12 Kasım 1994’te İstanbul’da arabasında kurşunlanarak öldürülen Kürt avukat Medet Serhat’ın oğlu Rumet Serhat babasını kaybettiğinde 16 yaşında olduğunu belirtiyor. Serhat, saldırı sırasında aynı arabada bulunan annesinin de ağır yaralandığını ve sakat kaldığını söyleyerek, "Devlet aynı anda iki yanağıma birden şamar indirdi” diyor.
Medet Serhat'ın oğlu Rumet Serhat
Begüm Erdoğan da babasını kaybeden isimler arasında. 1994 yılında Ankara’da gözaltına alındıktan sonra öldürülen Sağlık Bakanlığı Teftiş Kurulu Başkan Yardımcısı Namık Erdoğan’ın kızı.
25 yıldır mahkeme kapılarında adalet aradıklarını söyleyen Begüm Erdoğan şöyle konuşuyor:
“Bu kadar zamandır boğazımda bir yumruk ve göğsümde bir hançerle yaşıyorum. Bundan sonra da adaletin tecelli edeceğini düşünmüyoruz ama davamızdan da vazgeçmiyoruz. Ben babamın mezarına gidince mezar taşına bakamıyorum; çünkü kanı yerde. Hiçbir şey yapamıyoruz.”
Faili meçhul cinayetler
Türkiye’deki faili meçhullerle ilgili çok kesin bir rakam söylenemiyor. Türkiye İnsan Hakları Vakfı’nın verilerine göre, 1990 ile 2013 yılları arasında 1919 faili meçhul cinayet işlendi. İnsan Hakları Derneği (İHD) ise bu rakamları eksik buluyor ve sayının en az 5 bin civarında olduğunu belirtiyor.
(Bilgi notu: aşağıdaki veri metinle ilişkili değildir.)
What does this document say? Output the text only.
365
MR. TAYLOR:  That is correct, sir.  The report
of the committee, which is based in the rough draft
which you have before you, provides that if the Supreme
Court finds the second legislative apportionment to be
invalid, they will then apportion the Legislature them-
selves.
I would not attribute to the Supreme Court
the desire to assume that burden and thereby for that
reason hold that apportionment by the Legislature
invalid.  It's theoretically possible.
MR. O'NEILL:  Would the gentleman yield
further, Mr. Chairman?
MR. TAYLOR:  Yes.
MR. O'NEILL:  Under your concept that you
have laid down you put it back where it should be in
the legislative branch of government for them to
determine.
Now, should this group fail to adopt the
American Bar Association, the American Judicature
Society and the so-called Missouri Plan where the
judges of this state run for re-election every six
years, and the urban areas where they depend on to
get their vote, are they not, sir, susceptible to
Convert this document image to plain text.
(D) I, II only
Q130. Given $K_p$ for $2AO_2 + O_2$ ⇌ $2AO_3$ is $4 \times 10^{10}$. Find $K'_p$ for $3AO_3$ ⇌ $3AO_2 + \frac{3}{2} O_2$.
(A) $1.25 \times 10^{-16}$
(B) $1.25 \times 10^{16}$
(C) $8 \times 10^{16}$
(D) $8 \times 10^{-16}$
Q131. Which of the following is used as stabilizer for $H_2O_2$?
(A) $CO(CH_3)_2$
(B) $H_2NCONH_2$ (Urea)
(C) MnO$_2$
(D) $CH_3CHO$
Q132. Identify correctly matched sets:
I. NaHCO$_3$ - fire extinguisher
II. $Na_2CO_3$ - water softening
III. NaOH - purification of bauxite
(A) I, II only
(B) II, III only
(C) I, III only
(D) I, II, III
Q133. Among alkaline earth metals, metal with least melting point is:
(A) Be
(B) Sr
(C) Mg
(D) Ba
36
Siyasi cinayetlere kurban gidenlerin yakınlarını bir çatı altında toplayan Toplumsal Bellek Platformu’na göre 1990’lı yıllarda sivillere yönelik faili meçhul cinayetler ve zorla kaybetmeler bir devlet politikası olarak uygulandı. Platform bu politika ile yüzleşme fırsatı tanıyan az sayıdaki davanın ise teker teker kapatıldığını belirtiyor.
Ankara’daki bugünkü duruşmada kararın açıklanması ve dosyanın kapanması durumunda 1990’lı yıllardaki faili meçhullerle ilgili geriye devam eden iki dava kalıyor.